Kathay Feng, Executive Director of California Common Cause stated, “The Commission’s open process of taking public input was in stark contrast to the previous system, when legislators drew their own district lines, often dividing neighborhoods or groups of people simply to benefit themselves. The Citizens Redistricting Commission has held more than 40 public hearings and listened to the testimonies of thousands of citizens to determine the final district lines.”
The new district lines reflect California’s changing demographics and encourage candidates for office to engage with their potential constituencies. Stated Derek Cressman, Western Regional Director of State Operations, “Gone are the days when redistricting was driven by party affiliation and incumbent protection, when over 90% of California’s elected officials could count on landslide wins despite low approval ratings, and districts almost never changed party hands.”
In addition, the new district maps take into consideration California community interests by keeping neighborhoods and similar populations intact.

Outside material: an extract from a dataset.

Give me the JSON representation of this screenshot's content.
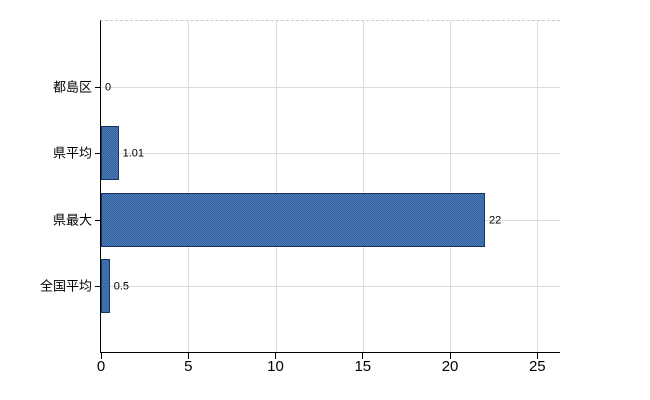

Neighborhoods such as Los Angeles’ Watts and Koreatown, which had been historically split, are kept whole.
Said Feng, “The extensive testimony from communities across California has shown that redistricting reform has the great potential to engage people in shaping our democracy.”
As amended by Propositions 11 and 20, the California Constitution requires the Commission to draw district maps that have equal populations, comply with the Voting Rights Act, and abide by a list of mapping criteria designed to provide fair representation for all Californians.